Les ennemis de Nicolas Sarkozy. L'ancien président pourrait pâtir de ces enregistrements. "Il apparaît comme un dirigeant qui n'a pas su s'entourer, avance à francetv info le politologue Thomas Guénolé. Il suffit désormais que sorte un autre enregistrement le mettant en cause dans une affaire judiciaire pour qu'il chute dans ce 'Watergate à l'envers'."
Pour l'heure, Nicolas Sarkozy pourrait toutefois sortir gagnant de l'affaire. "Quand Nicolas Sarkozy est perçu comme une victime, il s'en sort extrêmement bien dans l'opinion", affirme Jean-Daniel Lévy, directeur du département politique et opinion de Harris interactive.

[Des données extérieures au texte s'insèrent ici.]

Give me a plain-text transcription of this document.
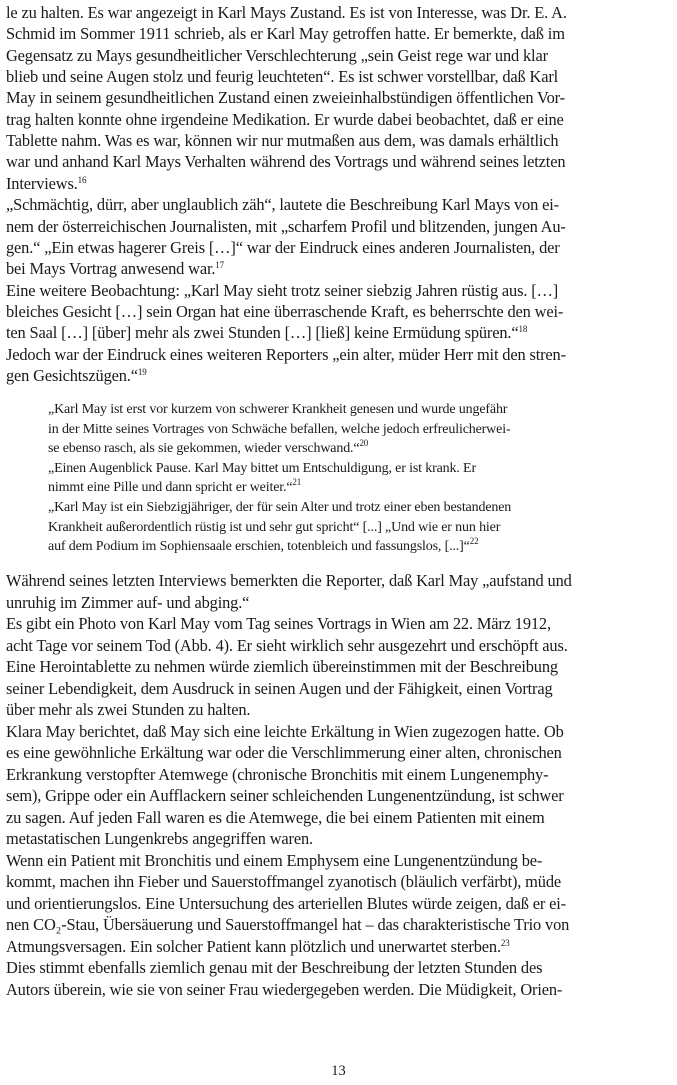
le zu halten. Es war angezeigt in Karl Mays Zustand. Es ist von Interesse, was Dr. E. A.
Schmid im Sommer 1911 schrieb, als er Karl May getroffen hatte. Er bemerkte, daß im
Gegensatz zu Mays gesundheitlicher Verschlechterung „sein Geist rege war und klar
blieb und seine Augen stolz und feurig leuchteten“. Es ist schwer vorstellbar, daß Karl
May in seinem gesundheitlichen Zustand einen zweieinhalbstündigen öffentlichen Vor-
trag halten konnte ohne irgendeine Medikation. Er wurde dabei beobachtet, daß er eine
Tablette nahm. Was es war, können wir nur mutmaßen aus dem, was damals erhältlich
war und anhand Karl Mays Verhalten während des Vortrags und während seines letzten
Interviews.$^{16}$
„Schmächtig, dürr, aber unglaublich zäh“, lautete die Beschreibung Karl Mays von ei-
nem der österreichischen Journalisten, mit „scharfem Profil und blitzenden, jungen Au-
gen.“ „Ein etwas hagerer Greis […]“ war der Eindruck eines anderen Journalisten, der
bei Mays Vortrag anwesend war.$^{17}$
Eine weitere Beobachtung: „Karl May sieht trotz seiner siebzig Jahren rüstig aus. […]
bleiches Gesicht […] sein Organ hat eine überraschende Kraft, es beherrschte den wei-
ten Saal […] [über] mehr als zwei Stunden […] [ließ] keine Ermüdung spüren.“$^{18}$
Jedoch war der Eindruck eines weiteren Reporters „ein alter, müder Herr mit den stren-
gen Gesichtszügen.“$^{19}$
„Karl May ist erst vor kurzem von schwerer Krankheit genesen und wurde ungefähr
in der Mitte seines Vortrages von Schwäche befallen, welche jedoch erfreulicherwei-
se ebenso rasch, als sie gekommen, wieder verschwand.“$^{20}$
„Einen Augenblick Pause. Karl May bittet um Entschuldigung, er ist krank. Er
nimmt eine Pille und dann spricht er weiter.“$^{21}$
„Karl May ist ein Siebzigjähriger, der für sein Alter und trotz einer eben bestandenen
Krankheit außerordentlich rüstig ist und sehr gut spricht“ [...] „Und wie er nun hier
auf dem Podium im Sophiensaale erschien, totenbleich und fassungslos, [...]“$^{22}$
Während seines letzten Interviews bemerkten die Reporter, daß Karl May „aufstand und
unruhig im Zimmer auf- und abging.“
Es gibt ein Photo von Karl May vom Tag seines Vortrags in Wien am 22. März 1912,
acht Tage vor seinem Tod (Abb. 4). Er sieht wirklich sehr ausgezehrt und erschöpft aus.
Eine Herointablette zu nehmen würde ziemlich übereinstimmen mit der Beschreibung
seiner Lebendigkeit, dem Ausdruck in seinen Augen und der Fähigkeit, einen Vortrag
über mehr als zwei Stunden zu halten.
Klara May berichtet, daß May sich eine leichte Erkältung in Wien zugezogen hatte. Ob
es eine gewöhnliche Erkältung war oder die Verschlimmerung einer alten, chronischen
Erkrankung verstopfter Atemwege (chronische Bronchitis mit einem Lungenemphy-
sem), Grippe oder ein Aufflackern seiner schleichenden Lungenentzündung, ist schwer
zu sagen. Auf jeden Fall waren es die Atemwege, die bei einem Patienten mit einem
metastatischen Lungenkrebs angegriffen waren.
Wenn ein Patient mit Bronchitis und einem Emphysem eine Lungenentzündung be-
kommt, machen ihn Fieber und Sauerstoffmangel zyanotisch (bläulich verfärbt), müde
und orientierungslos. Eine Untersuchung des arteriellen Blutes würde zeigen, daß er ei-
nen CO₂-Stau, Übersäuerung und Sauerstoffmangel hat – das charakteristische Trio von
Atmungsversagen. Ein solcher Patient kann plötzlich und unerwartet sterben.$^{23}$
Dies stimmt ebenfalls ziemlich genau mit der Beschreibung der letzten Stunden des
Autors überein, wie sie von seiner Frau wiedergegeben werden. Die Müdigkeit, Orien-
13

Selon France 2, l'ex-chef de l'Etat "se laisse le temps de la réflexion quant au dépôt d'une éventuelle plainte".
Les adversaires de l'UMP. Le Parti socialiste n'a pas manqué de commenter les révélations, qui surviennent à moins de trois semaines des élections municipales. Ainsi, le candidat socialiste à la mairie de Marseille en a profité pour rappeler les liens anciens entre Patrick Buisson et le maire sortant UMP, Jean-Claude Gaudin.
On se souvient que Patrick Buisson est aussi le conseiller de @jcgaudin pour qui il a négocié l'accord avec le FN en 1986.
— Patrick Mennucci (@patrickmennucci) 4 Mars 2014
"L'UMP n'est plus en état de mener une campagne des municipales à l'échelle nationale, estime Thomas Guénolé. Les candidats vont devoir se recentrer sur le local, en évitant les soutiens nationaux qui pourraient rappeler les affaires Copé et Buisson." Dans les urnes, "ce contexte rend plus difficile un sursaut de mobilisation sur lequel la droite compte faire la différence", selon le directeur adjoint du pôle opinion de CSA, Yves-Marie Cann, dans Le Figaro.